While possession of tape recorders is not illegal, their use to record calls and private conversations of individuals without their consent is not permitted under federal surveillance laws and many state laws. But since phone monitoring apps are not allowed for the sole purpose of recording private messages, many of the popular apps sold under the guise of child monitoring software are often misused to spy on the phones of unwitting spouses and family members.
Much of the effort against stalkerware is led by cyber-security companies and antivirus vendors who block unwanted malware from users’ devices. The Coalition Against Stalkerware, which was launched in 2019, shares the resources and examples of data stubs so that information about new and emerging threats can be shared with other cybersecurity companies and automatically blocked at the device level. The coalition has more information from tech companies about what they can do to detect and contain stalkerware.

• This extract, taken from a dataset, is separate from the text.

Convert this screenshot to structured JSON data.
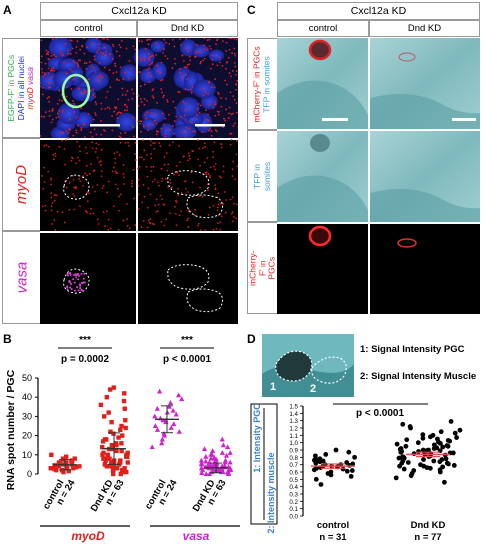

But only a few of the stipulated operators, like Retina X and SpyFone, have faced penalties from federal regulators like the Federal Trade Commission (FTC) as they have largely surrounded surveillance, which has led to new legal-based approaches to poor cyber security. practices and data breaches that fall more closely within their regulatory oversight.
When reached for comment by TechCrunch ahead of publication, a spokesperson for the FTC said the agency does not comment on whether it will investigate a particular matter.
If you or someone you know needs help, the National Domestic Violence Hotline (1-800-799-7233) provides 24/7 free, confidential support for victims of domestic abuse and violence. If you’re in an emergency, call 911. The Coalition Against Stalkerware also has resources if you think your phone has been targeted by spyware. You can contact this reporter by signing up and WhatsApp at +1 646-755-8849 or [email protected] by email.